Tikvah
Judah-Maccabee
From The Triumph of Judas Maccabeus by Peter Paul Rubens, 1635.
Observation

December 6, 2017

Judah the Maccabee, Judah the Mace-Man

By Philologos

A modest suggestion for a new way of thinking about the original meaning of the word "Maccabee."

Got a question for Philologos? Ask him directly at philologos@mosaicmagazine.com.

Hanukkah, the celebration of the victory of the Maccabees, is here again, and with it the old conundrum of what the word Maccabee originally meant. Here’s a modest suggestion for a new way of thinking about it.

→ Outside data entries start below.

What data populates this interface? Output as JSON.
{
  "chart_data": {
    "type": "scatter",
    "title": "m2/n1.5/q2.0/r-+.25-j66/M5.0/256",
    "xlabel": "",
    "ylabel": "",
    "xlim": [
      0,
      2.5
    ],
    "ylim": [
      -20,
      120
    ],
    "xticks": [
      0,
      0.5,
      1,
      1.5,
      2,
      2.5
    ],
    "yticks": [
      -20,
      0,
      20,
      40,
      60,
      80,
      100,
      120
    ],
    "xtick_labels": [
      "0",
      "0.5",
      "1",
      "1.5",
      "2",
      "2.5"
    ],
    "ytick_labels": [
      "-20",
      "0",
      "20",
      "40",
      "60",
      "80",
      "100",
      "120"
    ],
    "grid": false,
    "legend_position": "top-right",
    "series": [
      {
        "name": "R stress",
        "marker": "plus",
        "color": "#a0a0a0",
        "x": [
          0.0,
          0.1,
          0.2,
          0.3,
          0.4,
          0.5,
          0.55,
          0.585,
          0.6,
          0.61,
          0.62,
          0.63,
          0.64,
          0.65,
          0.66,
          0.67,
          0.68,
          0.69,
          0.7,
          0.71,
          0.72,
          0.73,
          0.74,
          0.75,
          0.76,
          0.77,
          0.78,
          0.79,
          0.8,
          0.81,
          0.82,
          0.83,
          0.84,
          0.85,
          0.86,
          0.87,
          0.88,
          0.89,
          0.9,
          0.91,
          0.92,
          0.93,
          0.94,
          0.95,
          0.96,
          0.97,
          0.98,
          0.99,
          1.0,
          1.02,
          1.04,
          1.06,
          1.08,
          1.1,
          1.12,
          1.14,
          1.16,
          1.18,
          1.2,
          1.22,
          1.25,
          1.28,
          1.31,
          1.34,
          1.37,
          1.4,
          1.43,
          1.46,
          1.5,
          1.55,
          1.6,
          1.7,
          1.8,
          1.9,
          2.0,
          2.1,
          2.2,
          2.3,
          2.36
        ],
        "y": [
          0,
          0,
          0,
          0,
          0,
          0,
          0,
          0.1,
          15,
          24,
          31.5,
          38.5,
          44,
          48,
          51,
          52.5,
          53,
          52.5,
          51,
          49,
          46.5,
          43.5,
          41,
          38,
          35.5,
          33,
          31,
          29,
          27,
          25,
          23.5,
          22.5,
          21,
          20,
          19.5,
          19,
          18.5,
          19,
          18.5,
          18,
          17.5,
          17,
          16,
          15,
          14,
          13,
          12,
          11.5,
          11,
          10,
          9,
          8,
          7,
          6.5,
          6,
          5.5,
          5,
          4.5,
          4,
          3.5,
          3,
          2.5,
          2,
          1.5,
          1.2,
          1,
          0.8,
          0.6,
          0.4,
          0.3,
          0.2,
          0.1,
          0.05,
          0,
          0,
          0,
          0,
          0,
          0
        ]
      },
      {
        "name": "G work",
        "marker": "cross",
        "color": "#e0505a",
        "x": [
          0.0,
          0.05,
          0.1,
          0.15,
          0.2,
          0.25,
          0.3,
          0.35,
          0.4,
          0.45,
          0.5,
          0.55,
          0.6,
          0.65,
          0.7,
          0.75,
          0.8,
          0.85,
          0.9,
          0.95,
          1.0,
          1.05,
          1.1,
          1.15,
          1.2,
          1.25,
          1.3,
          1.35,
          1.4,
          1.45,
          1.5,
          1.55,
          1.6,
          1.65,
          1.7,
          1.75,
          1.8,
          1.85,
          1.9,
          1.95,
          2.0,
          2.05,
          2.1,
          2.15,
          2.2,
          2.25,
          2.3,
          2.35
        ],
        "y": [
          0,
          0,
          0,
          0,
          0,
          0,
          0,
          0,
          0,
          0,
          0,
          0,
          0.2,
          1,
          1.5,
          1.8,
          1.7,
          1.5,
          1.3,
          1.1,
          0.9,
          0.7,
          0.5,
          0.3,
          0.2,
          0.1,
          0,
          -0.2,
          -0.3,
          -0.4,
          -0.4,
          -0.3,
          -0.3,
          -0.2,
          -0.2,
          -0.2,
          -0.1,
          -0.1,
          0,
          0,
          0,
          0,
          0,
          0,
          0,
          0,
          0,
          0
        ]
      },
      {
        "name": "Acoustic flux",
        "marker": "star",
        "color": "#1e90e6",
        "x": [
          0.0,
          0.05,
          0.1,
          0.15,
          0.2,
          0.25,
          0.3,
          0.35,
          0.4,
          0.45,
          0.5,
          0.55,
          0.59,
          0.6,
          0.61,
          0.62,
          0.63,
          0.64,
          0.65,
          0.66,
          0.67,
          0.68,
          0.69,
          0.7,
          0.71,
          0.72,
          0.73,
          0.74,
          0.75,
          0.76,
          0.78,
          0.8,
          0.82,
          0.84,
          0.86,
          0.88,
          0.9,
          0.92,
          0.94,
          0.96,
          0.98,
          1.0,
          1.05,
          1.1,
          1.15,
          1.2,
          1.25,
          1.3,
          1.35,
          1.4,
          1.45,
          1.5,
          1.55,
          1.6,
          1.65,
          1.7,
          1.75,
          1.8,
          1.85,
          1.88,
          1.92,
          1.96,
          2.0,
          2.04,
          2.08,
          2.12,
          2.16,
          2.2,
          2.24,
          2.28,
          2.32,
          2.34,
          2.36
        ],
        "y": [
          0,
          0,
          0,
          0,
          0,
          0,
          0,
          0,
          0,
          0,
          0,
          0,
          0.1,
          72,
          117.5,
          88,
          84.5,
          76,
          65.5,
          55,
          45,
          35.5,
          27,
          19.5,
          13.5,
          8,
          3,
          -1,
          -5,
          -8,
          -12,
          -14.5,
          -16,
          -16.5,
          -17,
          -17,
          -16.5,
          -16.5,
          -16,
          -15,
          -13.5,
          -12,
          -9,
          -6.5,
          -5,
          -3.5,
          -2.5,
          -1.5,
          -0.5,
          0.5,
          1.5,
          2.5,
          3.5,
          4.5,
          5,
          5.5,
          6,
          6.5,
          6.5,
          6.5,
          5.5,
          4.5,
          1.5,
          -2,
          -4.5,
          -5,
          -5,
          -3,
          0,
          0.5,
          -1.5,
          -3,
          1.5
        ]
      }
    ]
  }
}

First, though, I should point out that the use of the word “Maccabees” for the successful 2nd-century-BCE Jewish rebels against Syrian Greek rule derives from a misunderstanding. At the time of their uprising, there were no Maccabees. They and the royal house they established were known to their Hebrew- and Aramaic-speaking compatriots in Palestine as the Ḥashmona’im, the Hasmoneans, after the revolt’s first leader, Matityahu ha-Ḥashmona’i, whose five sons headed it after his death. The source of “Hasmonean” is uncertain; most likely Ḥashmona was the name of either an ancestor in Matityahu’s family or of a place from which the family hailed.